I will let you know :-)
Drive different: 10 eco driving tips
- Plan your trip: Plan unfamiliar journeys to reduce your chance to get lost. If you have a GPS, use it! Aside that, combine short trips (picking up kids, going to the bakery….) as cold starts are inefficient.
- Leave promptly: Don’t start the engine and stay idle. It is wasted fuel. Just start when you are ready to go.
- Anticipate – avoid unnecessary braking: Look far ahead down the road rather than just at the car in front of you, and anticipate changes at traffic lights or queues. Slow down gently – don’t brake hard!
- Manage acceleration and gear shifting: accelerate gently and smoothly. Try changing up at an engine speed of around 2000 rpm in a diesel car or around 2500 rpm in a petrol car.
- Mind driving slower: Drive at or within the speed limit – the faster you go the greater the fuel consumption. Driving 5-10 km faster on most trips will not lead in a huge time gain – few seconds to few minutes at best depending on the travel distance.

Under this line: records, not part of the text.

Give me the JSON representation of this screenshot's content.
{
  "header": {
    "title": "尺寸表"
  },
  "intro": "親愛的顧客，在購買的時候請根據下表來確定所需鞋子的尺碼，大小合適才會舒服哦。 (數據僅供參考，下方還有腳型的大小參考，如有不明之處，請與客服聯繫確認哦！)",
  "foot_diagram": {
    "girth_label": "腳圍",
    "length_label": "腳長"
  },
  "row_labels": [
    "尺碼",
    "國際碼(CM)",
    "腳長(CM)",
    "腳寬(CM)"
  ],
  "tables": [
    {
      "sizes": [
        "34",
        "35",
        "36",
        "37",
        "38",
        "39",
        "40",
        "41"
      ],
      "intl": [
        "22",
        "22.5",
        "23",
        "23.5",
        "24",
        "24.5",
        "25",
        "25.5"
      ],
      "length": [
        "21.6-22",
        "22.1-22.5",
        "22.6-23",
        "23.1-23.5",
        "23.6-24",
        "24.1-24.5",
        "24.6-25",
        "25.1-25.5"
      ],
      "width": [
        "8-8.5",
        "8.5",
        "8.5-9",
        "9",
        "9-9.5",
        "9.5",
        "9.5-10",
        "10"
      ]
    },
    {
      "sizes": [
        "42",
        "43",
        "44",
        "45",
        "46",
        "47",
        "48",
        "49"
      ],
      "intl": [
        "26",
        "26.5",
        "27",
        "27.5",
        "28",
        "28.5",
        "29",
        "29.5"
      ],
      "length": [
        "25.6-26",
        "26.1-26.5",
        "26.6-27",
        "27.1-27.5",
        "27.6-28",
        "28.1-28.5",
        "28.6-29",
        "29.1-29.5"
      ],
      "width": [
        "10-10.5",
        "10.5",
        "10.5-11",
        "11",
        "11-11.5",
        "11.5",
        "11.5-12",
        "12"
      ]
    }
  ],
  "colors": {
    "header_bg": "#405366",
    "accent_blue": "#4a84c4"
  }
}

- Control tire pressure: under-inflated tyres increase consumption by few percents. Check the pressure once every month or two.
- Use air-co wisely: When going slow, turn it off and open the windows instead.
- Remove unnecessary weights: Leave wife and kids at home :-). No, seriously remove unnecessary stuff from your boot. Heavier car means higher consumption.
- Remove roof racks if no use: they increase air resistance and therefore the power required to maintain speed. It can increase consumption by several percents even if no luggage box on it.
- Turn off engine: If you car doesn’t have stop/start technology, turn off the engine whenever you get stuck and think it will last more than 30s – 1min. Modern cars have become much more efficient at start so it is more efficient to turn it off and restart than staying idle.
- Toyota Hybrid Synergy Drive technology explained (Toyota Europe site)
- "Eco-driving: fuel saving advices from the AA"
- "Top 10 eco driving tips to beat fuel rises" from Cnet UK
- "EcoDriving principles - Economical & Ecological driving" from EcoFleet.
(**) Display screenshots are not from me except the last one. I borrowed those nice examples from this blog. I hope they won't mind.